Now, I actually agree with science's need to be more entrepreneurial, even though I come from one of the more abstract and useless of the sciences. Science is too conservative, and too many scientists don't think about how their research might be of use beyond the narrow purpose it was done for.
It is tricky business, because we don't actually want too many good scientists getting distracted by secondary applications, getting rich and stuff like that; they are needed to go on to think up other new useless stuff.
I am more ambivalent on the "marketing".
It would be good for science for more people to be aware of what is involved and what is accomplished in science; but more hype or oversimplified buzz is likely to backfire, with marketing comes deeply ingrained cynicism (of course, marketing can be effective, even if it is received cynically, it might be worth having the public be more cynical about science if the simultaneously were more knowledgable about it)

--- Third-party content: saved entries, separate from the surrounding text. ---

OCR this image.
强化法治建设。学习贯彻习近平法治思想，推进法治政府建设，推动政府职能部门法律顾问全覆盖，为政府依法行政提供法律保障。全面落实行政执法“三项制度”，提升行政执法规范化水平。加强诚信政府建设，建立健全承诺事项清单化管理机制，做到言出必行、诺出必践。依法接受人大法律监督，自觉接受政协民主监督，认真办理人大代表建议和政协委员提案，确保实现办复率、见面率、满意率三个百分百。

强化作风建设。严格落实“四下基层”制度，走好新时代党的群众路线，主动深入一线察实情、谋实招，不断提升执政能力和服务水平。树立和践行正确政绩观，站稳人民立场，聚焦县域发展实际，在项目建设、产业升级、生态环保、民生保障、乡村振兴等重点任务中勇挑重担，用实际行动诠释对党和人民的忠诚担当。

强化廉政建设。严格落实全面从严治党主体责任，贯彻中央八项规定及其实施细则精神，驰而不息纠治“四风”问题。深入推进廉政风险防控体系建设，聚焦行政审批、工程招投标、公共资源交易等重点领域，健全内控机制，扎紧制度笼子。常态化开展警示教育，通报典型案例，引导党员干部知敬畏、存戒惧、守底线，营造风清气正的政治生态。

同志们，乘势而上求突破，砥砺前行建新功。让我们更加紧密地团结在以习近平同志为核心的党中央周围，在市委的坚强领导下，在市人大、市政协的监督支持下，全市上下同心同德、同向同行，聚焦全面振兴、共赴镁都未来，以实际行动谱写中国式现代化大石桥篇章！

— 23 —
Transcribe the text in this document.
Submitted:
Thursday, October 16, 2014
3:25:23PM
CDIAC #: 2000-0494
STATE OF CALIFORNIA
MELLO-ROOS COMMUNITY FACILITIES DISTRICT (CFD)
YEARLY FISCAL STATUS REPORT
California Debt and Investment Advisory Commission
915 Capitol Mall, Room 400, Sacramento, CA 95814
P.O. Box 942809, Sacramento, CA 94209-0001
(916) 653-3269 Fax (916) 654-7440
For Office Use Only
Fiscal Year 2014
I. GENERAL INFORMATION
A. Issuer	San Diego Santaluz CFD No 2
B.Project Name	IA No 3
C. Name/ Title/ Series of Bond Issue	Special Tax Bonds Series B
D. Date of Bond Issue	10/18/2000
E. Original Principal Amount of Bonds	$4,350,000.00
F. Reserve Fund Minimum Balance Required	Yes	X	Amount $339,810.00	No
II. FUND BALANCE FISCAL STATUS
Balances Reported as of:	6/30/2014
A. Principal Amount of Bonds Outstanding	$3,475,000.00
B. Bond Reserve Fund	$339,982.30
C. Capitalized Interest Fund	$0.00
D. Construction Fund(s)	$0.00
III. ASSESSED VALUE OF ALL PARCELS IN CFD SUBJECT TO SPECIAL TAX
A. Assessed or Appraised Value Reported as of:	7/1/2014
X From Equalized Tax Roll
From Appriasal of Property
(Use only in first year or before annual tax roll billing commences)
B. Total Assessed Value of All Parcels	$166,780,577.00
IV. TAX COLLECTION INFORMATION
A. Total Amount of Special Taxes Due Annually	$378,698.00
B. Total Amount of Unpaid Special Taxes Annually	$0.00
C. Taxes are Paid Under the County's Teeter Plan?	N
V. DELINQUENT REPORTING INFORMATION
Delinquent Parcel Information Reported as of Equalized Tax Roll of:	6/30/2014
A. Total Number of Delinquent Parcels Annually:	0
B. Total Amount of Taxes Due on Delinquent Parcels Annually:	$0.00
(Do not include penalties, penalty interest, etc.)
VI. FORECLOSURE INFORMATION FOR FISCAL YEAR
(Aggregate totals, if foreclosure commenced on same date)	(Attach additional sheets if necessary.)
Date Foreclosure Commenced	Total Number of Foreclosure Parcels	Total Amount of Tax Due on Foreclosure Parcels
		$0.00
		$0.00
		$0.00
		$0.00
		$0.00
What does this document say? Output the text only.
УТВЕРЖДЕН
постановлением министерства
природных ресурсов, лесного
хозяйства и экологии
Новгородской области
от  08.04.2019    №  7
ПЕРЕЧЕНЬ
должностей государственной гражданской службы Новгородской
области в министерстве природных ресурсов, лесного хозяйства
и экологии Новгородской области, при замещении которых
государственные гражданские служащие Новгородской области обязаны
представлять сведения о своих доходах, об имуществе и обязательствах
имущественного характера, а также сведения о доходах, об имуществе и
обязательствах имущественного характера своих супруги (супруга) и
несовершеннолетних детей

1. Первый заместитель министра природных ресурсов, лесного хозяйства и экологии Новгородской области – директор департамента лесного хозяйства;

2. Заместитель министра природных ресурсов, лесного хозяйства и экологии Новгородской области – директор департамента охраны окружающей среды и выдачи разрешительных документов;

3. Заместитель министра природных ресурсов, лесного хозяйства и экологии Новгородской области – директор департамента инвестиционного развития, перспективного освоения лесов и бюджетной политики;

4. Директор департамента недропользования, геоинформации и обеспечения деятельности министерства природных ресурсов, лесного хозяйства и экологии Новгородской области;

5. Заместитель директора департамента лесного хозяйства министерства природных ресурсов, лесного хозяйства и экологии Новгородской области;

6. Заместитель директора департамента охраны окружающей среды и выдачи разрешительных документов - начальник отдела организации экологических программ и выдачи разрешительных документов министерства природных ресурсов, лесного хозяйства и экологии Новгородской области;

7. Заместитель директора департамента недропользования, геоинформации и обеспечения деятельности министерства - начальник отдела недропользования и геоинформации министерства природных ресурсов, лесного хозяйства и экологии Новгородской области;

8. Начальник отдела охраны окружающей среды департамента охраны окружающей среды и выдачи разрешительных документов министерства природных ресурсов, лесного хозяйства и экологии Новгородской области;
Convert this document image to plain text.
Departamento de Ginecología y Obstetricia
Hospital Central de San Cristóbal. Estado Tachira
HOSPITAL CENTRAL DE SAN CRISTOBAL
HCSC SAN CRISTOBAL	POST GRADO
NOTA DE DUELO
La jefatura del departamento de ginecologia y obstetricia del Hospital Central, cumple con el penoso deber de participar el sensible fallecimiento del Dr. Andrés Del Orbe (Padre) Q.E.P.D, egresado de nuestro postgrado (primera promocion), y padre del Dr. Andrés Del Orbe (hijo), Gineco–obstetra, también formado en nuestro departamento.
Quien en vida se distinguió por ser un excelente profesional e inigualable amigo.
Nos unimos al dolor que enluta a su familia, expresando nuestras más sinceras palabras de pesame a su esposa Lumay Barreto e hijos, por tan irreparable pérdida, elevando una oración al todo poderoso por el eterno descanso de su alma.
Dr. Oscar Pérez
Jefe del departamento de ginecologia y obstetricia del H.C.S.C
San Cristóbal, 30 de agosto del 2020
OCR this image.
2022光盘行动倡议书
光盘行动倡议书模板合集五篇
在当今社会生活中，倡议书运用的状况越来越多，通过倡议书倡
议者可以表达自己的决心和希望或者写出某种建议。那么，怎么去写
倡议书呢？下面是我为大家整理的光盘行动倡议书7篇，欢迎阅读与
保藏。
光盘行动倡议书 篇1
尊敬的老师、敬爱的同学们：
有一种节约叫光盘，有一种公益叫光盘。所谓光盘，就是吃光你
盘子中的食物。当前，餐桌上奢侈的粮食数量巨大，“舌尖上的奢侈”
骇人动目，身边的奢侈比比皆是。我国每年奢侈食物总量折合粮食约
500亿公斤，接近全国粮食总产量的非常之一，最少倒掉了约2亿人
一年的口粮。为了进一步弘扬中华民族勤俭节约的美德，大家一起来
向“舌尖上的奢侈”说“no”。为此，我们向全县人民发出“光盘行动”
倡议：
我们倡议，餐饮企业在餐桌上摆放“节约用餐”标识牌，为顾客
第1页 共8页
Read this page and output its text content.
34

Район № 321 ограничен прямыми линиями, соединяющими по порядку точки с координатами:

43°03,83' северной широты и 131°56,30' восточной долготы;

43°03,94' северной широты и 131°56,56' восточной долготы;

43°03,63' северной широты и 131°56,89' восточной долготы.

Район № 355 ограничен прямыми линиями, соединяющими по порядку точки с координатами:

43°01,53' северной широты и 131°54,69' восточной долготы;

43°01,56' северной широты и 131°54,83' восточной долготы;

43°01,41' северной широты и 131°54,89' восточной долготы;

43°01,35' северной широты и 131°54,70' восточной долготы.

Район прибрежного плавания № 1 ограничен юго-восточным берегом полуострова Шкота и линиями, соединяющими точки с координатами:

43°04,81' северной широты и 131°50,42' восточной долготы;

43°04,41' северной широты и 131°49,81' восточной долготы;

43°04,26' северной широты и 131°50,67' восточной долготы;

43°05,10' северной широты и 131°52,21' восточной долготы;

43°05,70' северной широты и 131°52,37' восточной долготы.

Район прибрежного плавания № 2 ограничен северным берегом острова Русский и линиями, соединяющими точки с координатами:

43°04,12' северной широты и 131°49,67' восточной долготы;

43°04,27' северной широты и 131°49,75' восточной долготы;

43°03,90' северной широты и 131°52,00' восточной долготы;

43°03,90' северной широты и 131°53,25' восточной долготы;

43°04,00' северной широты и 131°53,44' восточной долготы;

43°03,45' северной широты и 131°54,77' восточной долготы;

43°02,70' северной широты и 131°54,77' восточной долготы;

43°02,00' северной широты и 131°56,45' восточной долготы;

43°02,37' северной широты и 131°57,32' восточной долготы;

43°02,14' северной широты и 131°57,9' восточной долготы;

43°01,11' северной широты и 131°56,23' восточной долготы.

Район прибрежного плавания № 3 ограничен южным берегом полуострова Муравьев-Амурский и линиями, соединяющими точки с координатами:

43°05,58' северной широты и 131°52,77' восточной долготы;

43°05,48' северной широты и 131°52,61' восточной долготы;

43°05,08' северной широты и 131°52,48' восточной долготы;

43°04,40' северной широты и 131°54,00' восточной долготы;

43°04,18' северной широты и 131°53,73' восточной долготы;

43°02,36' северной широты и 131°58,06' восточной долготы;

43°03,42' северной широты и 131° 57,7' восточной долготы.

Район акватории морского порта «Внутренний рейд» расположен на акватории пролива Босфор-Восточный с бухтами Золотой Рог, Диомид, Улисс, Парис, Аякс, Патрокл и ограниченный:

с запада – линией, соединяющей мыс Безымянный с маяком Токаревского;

Then, apparently, Larry (may I call him Larry?) rattled off some problems: car crashes, road transport, solar power, electrical grids... very good, very important problems.
BUT, as a first approximation not a single one of them has anything to do with science.
They are all engineering and societal problems, that can be solved by development and changes in legal and economic incentives. Any contribution by actual research to the solution is likely to be small, or non-existent (autonomous cars probably need some additional algorithmic development, but it is a minor and applied comp sci problem).
This is scary: Larry Page is very smart, highly educated, extremely influential, and in charge of one of the most effective and cash rich companies on the planet, which incidentally does a fair bit of research and a lot of development.
And this is what he considers science challenges?
Ouch.
He is right on the last part though; many scientific undertakings do not succeed because of lack of human effort, not technical hurdles - there are a lot of important scientific problems that languish or were abandoned simply because of lack of people with suitable talents and resources to acquire and support them.
This is happening right now, with projects stalled or abandoned and expertise dispersed and lost because there are not enough resources right here right now to actually get on with it.
There are also problems that are not solved because of technical difficulty, including very important problems, but those are surprisingly rare. Progress is more typically resource limited.